Staram się ciągle wypracowywać racjonalizm w swojej szafie, stworzyć swoją podstawę i dobierać resztę stroju do niej. Nie jestem typem kobiety, która chodzi często w sukienkach i spódnicach, zdecydowanie wolę spodnie i bardzo dobrze się w nich czuję. Owszem, czasem ciągnęło mnie żeby sobie kupić i przekonać się ile jestem wstanie wytrzymać, niestety kończyło się tym, że sukienka źle na mnie wyglądała (kupiona pod wpływem impulsu), spódnica była niewygodna i podciągała się. 

Weszłam dzisiaj do galerii handlowej, żeby kupić książkę. Pomyślałam, że zanim ją kupię pochodzę chwilkę po sklepach, żeby pooglądać ofertę. Zaskoczyły mnie promocje dostępne w większości sklepów, ale nie tylko. Zaskoczył mnie też nadmiar ciuchów w sieciówkach i sam wygląd tych rzeczy, obecnie nie ma tak naprawdę w czym wybierać, ciągle jest to samo. Wszyscy wyglądamy podobnie. Ilość gazet, w których ciągle powielane się artykuły, książki kucharskie otaczają nas z każdej strony, jest tego mnóstwo. Kosmetyki dostępne w różnych drogeriach, ciągłe promocje, na wszystko. Przytłacza mnie to coraz bardziej, ale też denerwuje, bo po co mam wydawać 60 zł na podkład, skoro za kilka dni będzie promocja i kupię za 30 zł, po co mam wydawać 150 zł na torebkę, skoro za 2 miesiące będę mogła kupić za 50 zł? Rozumiem, że wydając 150 zł mam ją 2 miesiące wcześniej, tylko że jeśli byłaby to porządna torebka, mogłabym to zrobić.

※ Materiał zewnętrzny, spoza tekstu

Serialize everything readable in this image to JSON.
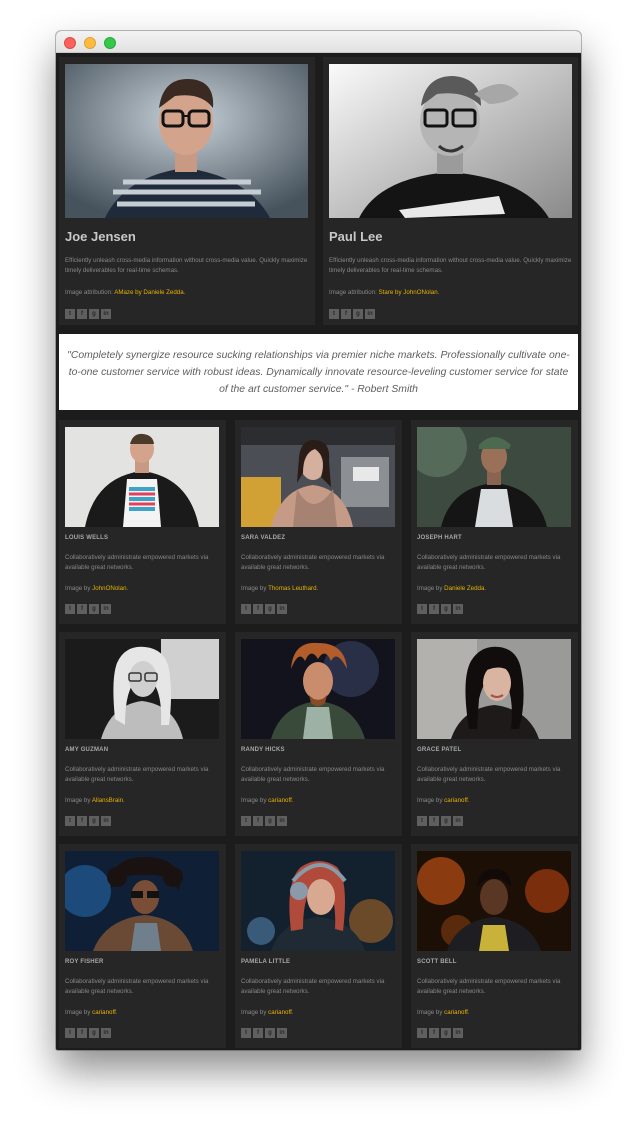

Jest to duża pułapka. Pochodząc z małej miejscowości, pamiętam swoje czyhanie na okazje, zachłyśniecie się taką dostępnością produktów. Ciężko było zmienić swój nawyk, ale udaje się. Zachęcam do racjonalnych zakupów. Mnie pomogło również to, że próbując stworzyć jakiś zestaw na przykład na wieczorne wyjście, pomimo sporej ilości ciuchów, nie miałam z czym połączyć w spójną całość. Góra i dół były dobrze dobrane, zabrakło odpowiednich butów. I tak w kółko. Powiedziałam dość i dobrze mi z tym.

sobota, 20 czerwca 2015

Nowości w kosmetyczce - czerwiec 2015

1. lakier do paznokci - Rimmel by Rita Ora - peachella

Piękna brzoskwinka, do tego trwałość lakierów by Rita Ora jest nawet w porządku. U mnie lakiery nie utrzymują się zbyt długo, ale z pomocą top coatów jest nieźle. Cena ok 9 zł.

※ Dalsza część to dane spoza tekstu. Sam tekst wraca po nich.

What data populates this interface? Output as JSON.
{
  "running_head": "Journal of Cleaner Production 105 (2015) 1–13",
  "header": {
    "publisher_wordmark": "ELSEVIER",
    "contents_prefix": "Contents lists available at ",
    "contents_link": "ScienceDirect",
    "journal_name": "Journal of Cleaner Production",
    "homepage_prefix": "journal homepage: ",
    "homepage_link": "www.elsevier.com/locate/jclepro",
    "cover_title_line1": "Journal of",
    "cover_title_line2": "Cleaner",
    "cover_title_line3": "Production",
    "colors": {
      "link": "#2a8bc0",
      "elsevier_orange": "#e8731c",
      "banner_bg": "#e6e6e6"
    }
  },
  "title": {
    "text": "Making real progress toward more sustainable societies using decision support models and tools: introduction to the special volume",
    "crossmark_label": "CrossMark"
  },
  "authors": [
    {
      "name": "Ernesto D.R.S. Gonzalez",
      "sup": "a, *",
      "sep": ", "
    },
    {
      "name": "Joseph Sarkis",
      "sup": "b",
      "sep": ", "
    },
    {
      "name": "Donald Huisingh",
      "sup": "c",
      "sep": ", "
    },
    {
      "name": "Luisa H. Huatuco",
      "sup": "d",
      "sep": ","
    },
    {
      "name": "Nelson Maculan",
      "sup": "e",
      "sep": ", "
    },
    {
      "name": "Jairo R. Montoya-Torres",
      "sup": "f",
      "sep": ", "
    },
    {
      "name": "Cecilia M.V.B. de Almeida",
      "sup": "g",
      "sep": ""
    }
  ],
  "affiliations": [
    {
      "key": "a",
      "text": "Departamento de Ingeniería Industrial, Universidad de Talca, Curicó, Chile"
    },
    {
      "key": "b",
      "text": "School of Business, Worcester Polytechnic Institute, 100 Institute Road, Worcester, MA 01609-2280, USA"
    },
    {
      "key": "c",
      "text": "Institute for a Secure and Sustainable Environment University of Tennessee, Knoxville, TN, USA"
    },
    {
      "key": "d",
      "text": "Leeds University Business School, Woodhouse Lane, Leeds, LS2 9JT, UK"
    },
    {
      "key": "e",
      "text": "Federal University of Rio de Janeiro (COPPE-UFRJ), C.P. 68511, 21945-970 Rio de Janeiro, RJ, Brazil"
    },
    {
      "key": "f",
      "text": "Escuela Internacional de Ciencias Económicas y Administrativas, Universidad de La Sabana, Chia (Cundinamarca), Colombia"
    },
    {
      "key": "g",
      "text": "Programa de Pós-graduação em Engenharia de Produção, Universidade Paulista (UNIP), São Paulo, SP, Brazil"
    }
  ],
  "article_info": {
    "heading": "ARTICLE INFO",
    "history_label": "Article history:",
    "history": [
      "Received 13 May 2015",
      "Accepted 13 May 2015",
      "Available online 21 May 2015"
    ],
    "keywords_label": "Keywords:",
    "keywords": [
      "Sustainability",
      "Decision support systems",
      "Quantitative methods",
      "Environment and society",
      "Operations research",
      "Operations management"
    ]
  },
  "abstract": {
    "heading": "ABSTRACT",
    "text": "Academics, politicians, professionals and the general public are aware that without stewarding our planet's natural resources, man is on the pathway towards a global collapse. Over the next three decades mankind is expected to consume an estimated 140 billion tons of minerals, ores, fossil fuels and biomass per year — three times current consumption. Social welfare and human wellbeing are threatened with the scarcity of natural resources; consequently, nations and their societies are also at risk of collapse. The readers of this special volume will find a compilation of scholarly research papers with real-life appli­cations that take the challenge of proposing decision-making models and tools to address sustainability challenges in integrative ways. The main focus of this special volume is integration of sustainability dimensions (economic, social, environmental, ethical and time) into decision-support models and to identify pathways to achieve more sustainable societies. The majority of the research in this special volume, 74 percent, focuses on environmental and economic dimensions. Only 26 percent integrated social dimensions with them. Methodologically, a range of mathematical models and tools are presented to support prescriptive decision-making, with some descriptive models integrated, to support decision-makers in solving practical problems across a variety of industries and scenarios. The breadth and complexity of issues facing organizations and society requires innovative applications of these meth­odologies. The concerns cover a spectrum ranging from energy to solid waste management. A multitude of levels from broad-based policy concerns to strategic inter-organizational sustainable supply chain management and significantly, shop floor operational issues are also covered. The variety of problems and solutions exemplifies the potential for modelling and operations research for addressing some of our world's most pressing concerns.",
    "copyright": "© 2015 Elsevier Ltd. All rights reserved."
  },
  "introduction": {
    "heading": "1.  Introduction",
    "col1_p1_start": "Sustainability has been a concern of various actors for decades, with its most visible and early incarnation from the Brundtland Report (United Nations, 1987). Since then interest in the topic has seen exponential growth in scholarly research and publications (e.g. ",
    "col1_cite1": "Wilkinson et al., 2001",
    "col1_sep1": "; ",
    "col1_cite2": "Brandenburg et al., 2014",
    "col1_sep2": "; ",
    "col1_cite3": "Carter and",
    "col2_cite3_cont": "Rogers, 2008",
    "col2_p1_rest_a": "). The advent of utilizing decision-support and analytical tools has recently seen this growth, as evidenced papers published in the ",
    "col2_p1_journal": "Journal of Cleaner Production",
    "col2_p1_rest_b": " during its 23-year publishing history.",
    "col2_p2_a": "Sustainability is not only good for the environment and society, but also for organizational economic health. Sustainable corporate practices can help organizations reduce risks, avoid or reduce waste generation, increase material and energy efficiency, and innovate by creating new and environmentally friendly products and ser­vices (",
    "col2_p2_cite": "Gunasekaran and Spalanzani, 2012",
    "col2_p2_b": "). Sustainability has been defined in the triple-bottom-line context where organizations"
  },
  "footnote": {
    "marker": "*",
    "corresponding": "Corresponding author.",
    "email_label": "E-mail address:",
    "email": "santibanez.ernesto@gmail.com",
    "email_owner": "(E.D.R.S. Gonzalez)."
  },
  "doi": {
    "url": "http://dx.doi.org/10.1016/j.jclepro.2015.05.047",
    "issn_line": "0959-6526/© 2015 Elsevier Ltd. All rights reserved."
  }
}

2. peeling do stóp - evree 

Nie zrobi cudu stopom, przy których jest dużo do zrobienia. Razem z porządną tarką i pumeksem można doprowadzić do zadowalającego efektu. Trzeba również pamiętać o kremie nawilżającym dla podtrzymywania efektu. Zawiera drobinki pumeksu i wosk pszczeli. Cena ok 8 zł.

3. anthelios xl 50+  aksamitny krem do twarzy - La roche-posay 

Ochrona przeciwsłoneczna to podstawa, najlepiej z najwyższym filtrem. W okresie czerwiec- wrzesień spędzam dużo czasu na dworze, zależy mi na najwyżej ochronie, postanowiłam zainwestować w ten konkretny krem i po kilku dniach używania jestem bardzo zadowolona, nie ma efektu białej twarzy, dobrze się wchłania. Nie jest tani, kosztuje ok 53 zł.

poniedziałek, 1 czerwca 2015

Sprawdzone kosmetyki pielęgnacyjne - maj 2015









Tołpa – Delikatny płyn micelarny, botanic, białe kwiaty

Po umyciu twarzy żelem lubię jeszcze oczyścić twarz micelami. Ten jest delikatny i dobrze mi się sprawdza, także do porannego oczyszczania.
Alterra – Olejek do twarzy – granat  

Stosuje go co kilka dni, żeby nie obciążyć skóry. W okresie wiosenno- letnim moja skóra potrzebuje mocniejszego nawilżenia, ten zawiera olej z pestek granatu i olej migdałowy.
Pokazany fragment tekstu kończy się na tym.